Son dos ideas completamente distintas, sobre ejes distintos:
La incompatibilidad habla de si pueden coexistir.
La independencia habla de si se influyen entre sí.
Dos sucesos pueden ser independientes y compatibles a la vez (como en el ejemplo de la moneda y el dado). Y dos sucesos incompatibles, de hecho, nunca son independientes: si sabes que ha ocurrido A, sabes con certeza que B no puede ocurrir, así que conocer A sí que cambia (y mucho) la probabilidad de B.

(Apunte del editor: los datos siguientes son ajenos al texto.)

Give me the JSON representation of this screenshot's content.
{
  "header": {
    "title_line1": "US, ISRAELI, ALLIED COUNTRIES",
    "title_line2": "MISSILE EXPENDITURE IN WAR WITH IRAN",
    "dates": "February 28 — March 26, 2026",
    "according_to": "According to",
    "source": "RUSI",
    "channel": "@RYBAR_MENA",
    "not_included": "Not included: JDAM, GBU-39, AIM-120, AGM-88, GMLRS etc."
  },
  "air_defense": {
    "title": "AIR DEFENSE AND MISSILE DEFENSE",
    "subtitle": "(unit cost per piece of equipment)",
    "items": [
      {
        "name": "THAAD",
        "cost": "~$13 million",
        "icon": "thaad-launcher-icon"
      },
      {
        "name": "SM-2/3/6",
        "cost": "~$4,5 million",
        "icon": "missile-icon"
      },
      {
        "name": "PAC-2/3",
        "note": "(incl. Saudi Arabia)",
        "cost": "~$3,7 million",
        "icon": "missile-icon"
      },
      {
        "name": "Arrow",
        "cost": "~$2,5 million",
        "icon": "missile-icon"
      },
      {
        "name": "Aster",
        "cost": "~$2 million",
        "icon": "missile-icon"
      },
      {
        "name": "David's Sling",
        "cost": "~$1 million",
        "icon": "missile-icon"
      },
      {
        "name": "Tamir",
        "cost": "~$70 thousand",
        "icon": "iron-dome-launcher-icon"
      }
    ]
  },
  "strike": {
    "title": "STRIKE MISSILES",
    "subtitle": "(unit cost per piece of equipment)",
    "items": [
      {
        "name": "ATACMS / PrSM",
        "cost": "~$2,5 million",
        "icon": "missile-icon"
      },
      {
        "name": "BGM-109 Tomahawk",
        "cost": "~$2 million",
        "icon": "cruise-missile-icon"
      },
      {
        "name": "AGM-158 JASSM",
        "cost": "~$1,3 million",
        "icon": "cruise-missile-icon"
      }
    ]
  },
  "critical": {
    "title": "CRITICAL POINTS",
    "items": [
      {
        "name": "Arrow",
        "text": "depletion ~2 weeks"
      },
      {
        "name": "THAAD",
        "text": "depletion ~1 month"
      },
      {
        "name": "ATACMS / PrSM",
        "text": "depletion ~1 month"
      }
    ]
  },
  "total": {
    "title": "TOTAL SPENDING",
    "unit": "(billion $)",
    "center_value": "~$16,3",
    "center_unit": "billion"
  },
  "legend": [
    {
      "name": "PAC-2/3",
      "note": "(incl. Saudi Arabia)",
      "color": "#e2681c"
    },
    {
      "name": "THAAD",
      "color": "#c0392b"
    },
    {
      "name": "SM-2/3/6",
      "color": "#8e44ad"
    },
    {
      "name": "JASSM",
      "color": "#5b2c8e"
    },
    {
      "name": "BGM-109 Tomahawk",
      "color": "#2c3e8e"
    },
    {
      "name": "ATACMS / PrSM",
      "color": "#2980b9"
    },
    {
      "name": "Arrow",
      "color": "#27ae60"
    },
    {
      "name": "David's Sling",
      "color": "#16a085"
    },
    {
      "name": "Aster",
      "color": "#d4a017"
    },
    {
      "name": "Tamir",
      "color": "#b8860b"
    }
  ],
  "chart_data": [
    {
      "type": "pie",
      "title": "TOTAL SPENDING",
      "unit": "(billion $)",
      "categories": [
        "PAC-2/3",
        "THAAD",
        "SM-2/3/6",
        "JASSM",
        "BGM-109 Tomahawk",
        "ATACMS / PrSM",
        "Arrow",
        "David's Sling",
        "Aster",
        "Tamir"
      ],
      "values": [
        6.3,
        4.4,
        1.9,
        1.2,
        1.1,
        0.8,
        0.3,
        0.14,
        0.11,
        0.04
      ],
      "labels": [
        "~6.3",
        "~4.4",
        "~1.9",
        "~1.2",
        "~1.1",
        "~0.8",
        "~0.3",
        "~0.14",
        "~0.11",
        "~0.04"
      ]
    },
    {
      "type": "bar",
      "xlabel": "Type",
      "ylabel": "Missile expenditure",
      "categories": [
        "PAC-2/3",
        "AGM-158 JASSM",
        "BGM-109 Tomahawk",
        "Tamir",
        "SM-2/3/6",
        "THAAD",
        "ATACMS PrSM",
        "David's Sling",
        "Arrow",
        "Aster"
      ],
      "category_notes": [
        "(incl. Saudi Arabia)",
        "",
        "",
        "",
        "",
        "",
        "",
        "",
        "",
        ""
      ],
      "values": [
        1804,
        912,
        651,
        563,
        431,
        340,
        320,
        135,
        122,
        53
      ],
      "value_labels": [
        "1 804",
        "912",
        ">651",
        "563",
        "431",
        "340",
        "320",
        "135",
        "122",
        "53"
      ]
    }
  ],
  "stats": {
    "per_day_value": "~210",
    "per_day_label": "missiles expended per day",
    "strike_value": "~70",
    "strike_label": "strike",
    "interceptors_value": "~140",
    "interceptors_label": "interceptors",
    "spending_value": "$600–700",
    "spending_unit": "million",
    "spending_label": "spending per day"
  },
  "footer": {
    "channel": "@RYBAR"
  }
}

Cómo comprobarlo tú mismo antes de multiplicar
Error frecuente: multiplicar probabilidades sin comprobar antes si la experiencia es realmente independiente. Antes de escribir P(A∩B)=P(A)⋅P(B), pregúntate siempre: ¿la primera etapa modifica las condiciones o probabilidades de la segunda? Si la respuesta es sí, no puedes multiplicar directamente — necesitas probabilidad condicionada, como en el ejemplo de la urna.
Resumen
Situación | Qué se cumple |
Probabilidad condicionada | P(A∣B) = P(A∩B) / P(B) |
Sucesos dependientes | P(A∣B) ≠ P(A) — la información de B cambia la probabilidad de A |
Sucesos independientes | P(A∣B) = P(A), equivalente a P(A∩B) = P(A) ⋅ P(B) |
Sucesos incompatibles | P(A∩B) = 0 — nunca ocurren a la vez |
Antes de cerrar un problema de probabilidad condicionada, repasa mentalmente estas cuatro filas. La mayoría de errores de esta unidad no vienen de calcular mal una fracción, sino de mezclar estos cuatro conceptos entre sí.